Anxious efforts to ignite rallies go well beyond seasonality; or the Fed chatter (actually secondary; because this is about debt and credit markets in a macro way; less so related to Fed-Fund rate hikes). And of course ‘trade’ and ‘tariffs’ (or even a ceasefire during negotiations) are what matters.
This period of ‘indecision’ fundamentally, and technically as well, relates to a great degree primarily to the positioning or posture of the S&P, which we’ve suggested would horse around and probably not break the ‘indecision’, even as everyone recognizes the importance of trade, but it’s increasingly clear it matters whether a ‘deal’ to work towards a deal happens at G20; or whether China does not comply with Intellectual Property concerns. That’s more key in the long-run than simply the ‘Trade Deficit’ between the two countries.
Even the domestic political opposition concerns matter; as Democrats now cannot further deconstruction of America (by somehow accepting any deal that comes along); hence there’s pressure on President Trump to at least remain pretty firm when it comes to cutting a deal with China.
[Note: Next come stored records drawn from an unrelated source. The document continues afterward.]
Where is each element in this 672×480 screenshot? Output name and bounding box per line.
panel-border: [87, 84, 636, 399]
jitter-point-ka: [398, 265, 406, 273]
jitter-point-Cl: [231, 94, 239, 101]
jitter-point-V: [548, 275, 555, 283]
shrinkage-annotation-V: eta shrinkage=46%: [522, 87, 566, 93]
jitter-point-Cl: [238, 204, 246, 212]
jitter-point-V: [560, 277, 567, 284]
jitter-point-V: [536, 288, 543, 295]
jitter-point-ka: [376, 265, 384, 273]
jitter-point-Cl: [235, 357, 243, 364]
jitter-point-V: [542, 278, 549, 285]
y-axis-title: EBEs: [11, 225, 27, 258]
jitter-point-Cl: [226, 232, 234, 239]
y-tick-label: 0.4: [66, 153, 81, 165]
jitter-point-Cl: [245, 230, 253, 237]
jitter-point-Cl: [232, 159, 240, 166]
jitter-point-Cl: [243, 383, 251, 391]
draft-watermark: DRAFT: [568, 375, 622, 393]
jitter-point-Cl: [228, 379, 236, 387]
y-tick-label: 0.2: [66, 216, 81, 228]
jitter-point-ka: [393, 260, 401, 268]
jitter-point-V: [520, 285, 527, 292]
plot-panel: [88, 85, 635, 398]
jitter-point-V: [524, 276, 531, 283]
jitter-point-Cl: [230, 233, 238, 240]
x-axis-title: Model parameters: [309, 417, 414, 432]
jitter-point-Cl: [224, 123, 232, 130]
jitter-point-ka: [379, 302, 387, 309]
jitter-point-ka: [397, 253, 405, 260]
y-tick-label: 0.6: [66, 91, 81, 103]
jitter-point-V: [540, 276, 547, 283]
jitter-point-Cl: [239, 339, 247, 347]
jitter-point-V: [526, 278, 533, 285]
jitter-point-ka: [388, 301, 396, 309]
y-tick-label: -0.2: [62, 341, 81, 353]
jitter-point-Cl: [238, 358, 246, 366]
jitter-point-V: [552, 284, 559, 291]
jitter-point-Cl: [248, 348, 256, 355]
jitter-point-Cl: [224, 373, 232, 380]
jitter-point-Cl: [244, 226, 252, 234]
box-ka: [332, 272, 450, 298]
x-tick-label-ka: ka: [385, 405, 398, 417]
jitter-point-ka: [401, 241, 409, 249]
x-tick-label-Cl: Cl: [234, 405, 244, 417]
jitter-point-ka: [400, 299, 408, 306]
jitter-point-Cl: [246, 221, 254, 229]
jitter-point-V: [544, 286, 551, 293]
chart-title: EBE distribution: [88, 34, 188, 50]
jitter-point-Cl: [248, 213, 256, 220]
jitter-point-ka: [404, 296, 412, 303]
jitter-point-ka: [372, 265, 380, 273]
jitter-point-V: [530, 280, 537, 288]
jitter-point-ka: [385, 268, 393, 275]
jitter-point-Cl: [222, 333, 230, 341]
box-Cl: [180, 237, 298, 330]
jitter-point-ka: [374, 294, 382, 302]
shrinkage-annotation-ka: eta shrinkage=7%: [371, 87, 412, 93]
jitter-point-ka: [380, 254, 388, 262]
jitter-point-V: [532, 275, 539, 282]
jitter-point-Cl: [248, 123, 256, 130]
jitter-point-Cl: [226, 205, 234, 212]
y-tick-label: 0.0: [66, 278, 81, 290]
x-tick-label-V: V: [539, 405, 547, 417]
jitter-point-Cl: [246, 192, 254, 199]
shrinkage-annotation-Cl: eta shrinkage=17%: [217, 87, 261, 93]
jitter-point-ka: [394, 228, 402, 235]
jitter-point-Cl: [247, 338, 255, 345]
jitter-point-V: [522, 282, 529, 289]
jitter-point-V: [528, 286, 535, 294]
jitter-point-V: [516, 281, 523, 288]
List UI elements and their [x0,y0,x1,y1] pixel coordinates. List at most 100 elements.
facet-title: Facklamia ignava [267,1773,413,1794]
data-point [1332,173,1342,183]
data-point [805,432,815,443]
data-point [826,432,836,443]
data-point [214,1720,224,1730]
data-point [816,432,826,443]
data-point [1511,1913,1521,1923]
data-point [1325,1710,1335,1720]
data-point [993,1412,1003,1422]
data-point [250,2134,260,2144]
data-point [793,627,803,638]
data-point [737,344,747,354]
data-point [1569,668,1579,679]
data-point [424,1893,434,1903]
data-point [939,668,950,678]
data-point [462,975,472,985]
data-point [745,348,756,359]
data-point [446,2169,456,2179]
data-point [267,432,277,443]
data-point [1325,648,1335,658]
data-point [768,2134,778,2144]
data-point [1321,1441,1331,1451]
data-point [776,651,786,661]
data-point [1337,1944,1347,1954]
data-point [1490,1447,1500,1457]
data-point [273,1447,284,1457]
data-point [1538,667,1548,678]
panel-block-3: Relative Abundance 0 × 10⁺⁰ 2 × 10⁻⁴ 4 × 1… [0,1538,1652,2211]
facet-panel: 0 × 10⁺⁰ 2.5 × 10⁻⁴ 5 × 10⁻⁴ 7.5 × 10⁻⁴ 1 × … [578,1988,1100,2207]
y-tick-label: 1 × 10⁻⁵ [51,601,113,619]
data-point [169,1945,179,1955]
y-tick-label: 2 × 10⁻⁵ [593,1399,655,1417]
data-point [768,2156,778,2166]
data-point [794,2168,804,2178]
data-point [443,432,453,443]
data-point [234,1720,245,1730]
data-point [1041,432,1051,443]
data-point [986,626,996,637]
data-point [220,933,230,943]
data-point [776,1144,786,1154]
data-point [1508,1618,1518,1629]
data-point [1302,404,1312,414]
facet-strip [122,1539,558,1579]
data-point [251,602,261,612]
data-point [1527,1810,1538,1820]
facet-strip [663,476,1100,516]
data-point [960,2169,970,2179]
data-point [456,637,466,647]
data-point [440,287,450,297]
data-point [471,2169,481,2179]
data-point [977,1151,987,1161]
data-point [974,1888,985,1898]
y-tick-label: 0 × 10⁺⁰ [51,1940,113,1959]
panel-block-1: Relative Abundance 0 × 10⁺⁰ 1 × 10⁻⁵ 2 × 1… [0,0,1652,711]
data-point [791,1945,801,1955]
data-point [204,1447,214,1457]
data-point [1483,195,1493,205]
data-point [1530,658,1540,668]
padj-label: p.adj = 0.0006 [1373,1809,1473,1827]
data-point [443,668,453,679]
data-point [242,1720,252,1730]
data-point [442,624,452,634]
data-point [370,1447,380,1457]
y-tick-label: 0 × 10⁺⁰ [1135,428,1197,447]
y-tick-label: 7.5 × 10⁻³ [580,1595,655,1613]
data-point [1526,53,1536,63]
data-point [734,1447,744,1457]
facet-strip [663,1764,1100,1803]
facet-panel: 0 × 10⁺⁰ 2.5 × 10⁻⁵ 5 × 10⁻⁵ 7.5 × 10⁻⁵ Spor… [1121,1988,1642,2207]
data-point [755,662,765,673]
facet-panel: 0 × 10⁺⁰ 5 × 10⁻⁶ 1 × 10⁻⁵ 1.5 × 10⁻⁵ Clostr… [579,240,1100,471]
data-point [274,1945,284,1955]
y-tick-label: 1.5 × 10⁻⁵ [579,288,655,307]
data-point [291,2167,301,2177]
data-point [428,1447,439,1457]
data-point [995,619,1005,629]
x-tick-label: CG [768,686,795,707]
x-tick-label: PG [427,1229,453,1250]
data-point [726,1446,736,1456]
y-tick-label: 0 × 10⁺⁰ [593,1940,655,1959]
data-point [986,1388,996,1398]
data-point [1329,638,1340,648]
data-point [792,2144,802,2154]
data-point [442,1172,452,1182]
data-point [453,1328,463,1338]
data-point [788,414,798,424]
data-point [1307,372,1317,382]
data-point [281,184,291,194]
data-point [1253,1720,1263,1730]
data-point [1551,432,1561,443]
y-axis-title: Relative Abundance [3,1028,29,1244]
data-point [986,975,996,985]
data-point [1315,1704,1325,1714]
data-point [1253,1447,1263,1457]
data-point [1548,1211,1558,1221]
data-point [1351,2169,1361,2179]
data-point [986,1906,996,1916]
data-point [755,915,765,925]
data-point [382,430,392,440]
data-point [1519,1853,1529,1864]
The technical picture is borderline struggling to hold areas below which.. as the saying now goes.. below which dragons await :).
Bottom line: Technical holding action is an indecision pattern daily; but not a clear sign of the seasonal year-end rally most investors would like (or lots more accurately ‘need’) to see happen over the next few weeks.
The global trade picture is being counted on to rescue matters, even more so than one-more-and-done pressures being put on the Federal Reserve as is being focused on by so many. I say ‘global’ because Brexit matters too.
Even if we get a year-end (and/or combined relief rally on ‘trade’) advance, it is unlikely to ignite a full leg-up beyond temporary action. Limited guidance, as well as restrained spending and Capital Expenditures, support continued slowing of the ‘economic funk’ (if not actual recession) from early this year.